Book a Free Assessment

Free Resources

I regularly record and publish sleep coaching resources here on my blog, and on my YouTube Channel to help and support you to start learning about overcoming insomnia and other sleep problems.

To receive notifications when new resources are published, I'd encourage you to join my e-mail community below.

Beatrix A Schmidt

Sleep Coach, Professional Speaker, creator of the Sleep Skills for Life Programme and the Author of The Sleep Deep Method®

Sleeping well consistently every night is less about your science ‘knowledge’ and more about developing practical sleep skills

Join my community to start learning how to develop your sleep skills

By submitting this form, you agree to subscribe to the newsletter and give us permission to contact you via e-mail. Please be assured your personal information will not be shared with anyone else and will be processed strictly in accordance with our privacy policy - click here 

There is no such thing as 'quick', 'easy' and 'effortless' but...

Of course, you can also learn those practical ways that you can overcome your sleep problems and insomnia too.

Since 2014, I have published many articles and videos to help you get to know your sleep better and overcome sleep problems and even insomnia. Some of the videos are recorded at previous talks or simply answering a question from my audience on a particular topic.

On this page, you will find the most recently published resource.
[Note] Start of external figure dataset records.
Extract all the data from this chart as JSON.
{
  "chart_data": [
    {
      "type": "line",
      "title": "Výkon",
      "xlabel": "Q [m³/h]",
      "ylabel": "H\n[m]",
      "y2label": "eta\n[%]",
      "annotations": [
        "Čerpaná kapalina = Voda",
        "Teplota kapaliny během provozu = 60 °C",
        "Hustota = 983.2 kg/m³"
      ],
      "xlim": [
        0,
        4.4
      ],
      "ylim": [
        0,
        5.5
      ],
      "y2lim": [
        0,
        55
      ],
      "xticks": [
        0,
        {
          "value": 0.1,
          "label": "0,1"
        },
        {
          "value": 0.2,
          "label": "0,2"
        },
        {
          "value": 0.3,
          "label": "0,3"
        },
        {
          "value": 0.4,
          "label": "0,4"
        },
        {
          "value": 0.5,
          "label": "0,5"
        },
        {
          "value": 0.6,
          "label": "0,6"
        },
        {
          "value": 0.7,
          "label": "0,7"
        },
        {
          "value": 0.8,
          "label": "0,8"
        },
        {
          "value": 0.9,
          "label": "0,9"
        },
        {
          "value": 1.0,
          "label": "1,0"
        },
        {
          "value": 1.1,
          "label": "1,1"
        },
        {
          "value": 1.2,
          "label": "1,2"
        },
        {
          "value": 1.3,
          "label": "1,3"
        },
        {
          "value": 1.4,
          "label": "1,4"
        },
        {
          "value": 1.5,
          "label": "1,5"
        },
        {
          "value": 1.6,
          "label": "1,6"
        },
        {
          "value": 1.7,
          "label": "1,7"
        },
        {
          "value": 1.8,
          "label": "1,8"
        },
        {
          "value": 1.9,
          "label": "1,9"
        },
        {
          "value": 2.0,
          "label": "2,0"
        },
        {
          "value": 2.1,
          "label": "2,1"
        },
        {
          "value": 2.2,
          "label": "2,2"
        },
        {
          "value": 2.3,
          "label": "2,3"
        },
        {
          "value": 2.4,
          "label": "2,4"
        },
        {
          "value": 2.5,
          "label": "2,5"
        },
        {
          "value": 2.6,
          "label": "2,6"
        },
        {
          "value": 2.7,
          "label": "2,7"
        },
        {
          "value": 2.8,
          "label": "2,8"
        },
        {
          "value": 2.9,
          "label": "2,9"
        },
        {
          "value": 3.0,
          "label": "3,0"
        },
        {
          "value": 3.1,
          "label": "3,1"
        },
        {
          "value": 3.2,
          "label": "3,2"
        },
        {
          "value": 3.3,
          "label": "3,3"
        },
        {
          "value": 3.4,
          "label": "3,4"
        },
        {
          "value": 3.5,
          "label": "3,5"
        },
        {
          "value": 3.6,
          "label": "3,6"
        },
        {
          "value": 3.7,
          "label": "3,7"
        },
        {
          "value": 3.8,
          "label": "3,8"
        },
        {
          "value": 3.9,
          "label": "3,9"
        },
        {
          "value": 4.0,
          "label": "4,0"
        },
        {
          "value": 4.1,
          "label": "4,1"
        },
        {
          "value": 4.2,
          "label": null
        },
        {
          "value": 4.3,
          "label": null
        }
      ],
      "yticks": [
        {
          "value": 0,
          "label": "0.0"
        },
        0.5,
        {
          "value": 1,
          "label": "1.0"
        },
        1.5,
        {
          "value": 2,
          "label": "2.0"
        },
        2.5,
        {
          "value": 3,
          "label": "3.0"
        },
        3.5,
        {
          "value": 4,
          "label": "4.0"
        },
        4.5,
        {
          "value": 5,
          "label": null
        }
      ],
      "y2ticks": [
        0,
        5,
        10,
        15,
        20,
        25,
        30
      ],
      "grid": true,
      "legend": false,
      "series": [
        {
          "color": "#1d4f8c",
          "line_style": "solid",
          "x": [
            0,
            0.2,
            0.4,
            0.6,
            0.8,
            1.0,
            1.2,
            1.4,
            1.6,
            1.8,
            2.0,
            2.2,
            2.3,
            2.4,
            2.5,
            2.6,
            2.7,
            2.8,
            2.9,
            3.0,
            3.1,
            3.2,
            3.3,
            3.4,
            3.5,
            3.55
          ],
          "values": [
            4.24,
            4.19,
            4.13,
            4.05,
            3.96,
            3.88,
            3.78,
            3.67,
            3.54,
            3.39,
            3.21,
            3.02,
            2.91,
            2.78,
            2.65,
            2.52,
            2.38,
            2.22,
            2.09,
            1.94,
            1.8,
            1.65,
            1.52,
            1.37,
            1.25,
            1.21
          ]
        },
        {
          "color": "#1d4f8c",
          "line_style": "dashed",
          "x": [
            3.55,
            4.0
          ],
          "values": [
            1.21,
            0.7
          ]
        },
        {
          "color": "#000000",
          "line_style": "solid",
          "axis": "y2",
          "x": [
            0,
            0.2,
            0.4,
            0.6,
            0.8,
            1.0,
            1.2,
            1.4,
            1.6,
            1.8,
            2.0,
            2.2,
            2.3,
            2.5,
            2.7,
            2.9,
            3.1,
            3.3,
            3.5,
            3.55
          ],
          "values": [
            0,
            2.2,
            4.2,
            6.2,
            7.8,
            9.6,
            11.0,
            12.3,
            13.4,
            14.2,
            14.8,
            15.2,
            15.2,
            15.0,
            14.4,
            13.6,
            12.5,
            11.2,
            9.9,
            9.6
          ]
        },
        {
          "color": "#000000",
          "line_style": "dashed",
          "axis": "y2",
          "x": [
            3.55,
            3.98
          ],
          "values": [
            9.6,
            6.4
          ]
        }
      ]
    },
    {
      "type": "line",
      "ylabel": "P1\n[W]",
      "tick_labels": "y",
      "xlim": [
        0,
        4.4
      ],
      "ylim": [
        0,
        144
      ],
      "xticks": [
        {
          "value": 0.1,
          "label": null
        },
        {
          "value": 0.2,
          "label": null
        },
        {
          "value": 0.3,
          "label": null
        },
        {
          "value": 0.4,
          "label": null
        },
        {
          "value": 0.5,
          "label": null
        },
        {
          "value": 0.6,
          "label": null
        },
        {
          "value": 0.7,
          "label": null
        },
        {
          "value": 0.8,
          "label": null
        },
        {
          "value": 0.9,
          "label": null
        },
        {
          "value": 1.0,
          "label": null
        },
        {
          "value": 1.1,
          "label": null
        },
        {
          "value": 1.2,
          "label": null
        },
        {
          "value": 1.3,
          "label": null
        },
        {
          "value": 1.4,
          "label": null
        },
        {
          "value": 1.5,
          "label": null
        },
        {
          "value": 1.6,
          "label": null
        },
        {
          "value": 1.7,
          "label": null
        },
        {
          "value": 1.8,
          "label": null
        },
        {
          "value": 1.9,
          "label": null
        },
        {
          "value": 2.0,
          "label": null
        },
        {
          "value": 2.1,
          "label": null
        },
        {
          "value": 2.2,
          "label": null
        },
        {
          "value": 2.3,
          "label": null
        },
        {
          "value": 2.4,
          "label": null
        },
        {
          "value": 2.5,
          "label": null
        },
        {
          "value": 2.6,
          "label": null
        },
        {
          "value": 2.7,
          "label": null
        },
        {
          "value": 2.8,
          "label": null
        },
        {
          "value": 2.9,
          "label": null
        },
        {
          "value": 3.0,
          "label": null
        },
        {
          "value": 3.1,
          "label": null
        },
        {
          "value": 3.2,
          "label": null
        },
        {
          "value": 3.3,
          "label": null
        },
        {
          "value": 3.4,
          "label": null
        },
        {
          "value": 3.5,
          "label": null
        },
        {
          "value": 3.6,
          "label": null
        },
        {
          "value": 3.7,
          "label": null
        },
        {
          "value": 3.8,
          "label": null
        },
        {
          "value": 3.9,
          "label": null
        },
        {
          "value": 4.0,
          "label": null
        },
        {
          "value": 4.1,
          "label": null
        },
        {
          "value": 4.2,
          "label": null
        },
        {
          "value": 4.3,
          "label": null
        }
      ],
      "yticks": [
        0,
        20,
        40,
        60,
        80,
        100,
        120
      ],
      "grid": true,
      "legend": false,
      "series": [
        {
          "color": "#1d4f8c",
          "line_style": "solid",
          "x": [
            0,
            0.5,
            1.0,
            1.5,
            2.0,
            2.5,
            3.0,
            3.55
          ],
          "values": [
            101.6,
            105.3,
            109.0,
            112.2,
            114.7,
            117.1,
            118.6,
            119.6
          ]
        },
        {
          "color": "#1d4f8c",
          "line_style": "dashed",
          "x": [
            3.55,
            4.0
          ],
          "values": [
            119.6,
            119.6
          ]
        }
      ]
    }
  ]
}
Image of Beatrix A Schmidt YouTube Channel Header

How to increase sleep efficiency and overcome sleep problems and insomnia

How to increase sleep efficiency and overcome sleep problems and insomnia

There are many misconceptions when it comes to your sleep quality and what you need to do to overcome insomnia and other related issues. I wanted to talk about sleep efficiency today as I think this is something you can benefit from understanding so it can really help you work towards improving your sleep.

Over the years I have been surprised by how differently people perceive sleep efficiency.

Some of those people would follow advice that unfortunately, decreased the amount of efficiency they had when it came to sleep. Even though you might understand what it is, it doesn't mean you can make it happen.

There is often that missing gap between the knowledge itself and how to transfer it into a practical approach that helps you overcome your sleep problems or even insomnia. So we're really going to look at those practicalities and how to use them to your advantage.

 

The basics of sleep efficiency

Sleep efficiency is very simply the difference between the amount of time you spend in bed, versus the amount of time that you actually spend sleeping in bed. Good sleep efficiency is 85% or better of your time in bed being asleep. 

One of the first misconceptions that I come across is that you might expect to fall asleep as soon as you are in bed. the second part of this misconception is that you think you should stay asleep until it’s time to get out of bed.

That can put a lot of pressure on you, and links to another problem I address which is sleep perfection here is a video on sleep perfection )

Focusing on your sleep efficiency being good when it’s 85% or above gives you a bit of wiggle room, which we all need to transition from daytime to nighttime in the evening and nighttime to daytime in the morning.

After all, falling asleep is a process, just like waking up is a process so can never really achieve 100% sleep efficiency!

Not allowing yourself wiggle room or being perfectionistic can be very unrealistic, especially when you're struggling with sleep problems or insomnia that have been around for long periods of time.

This is a word of warning there to make sure that you're not putting too much pressure on yourself first. 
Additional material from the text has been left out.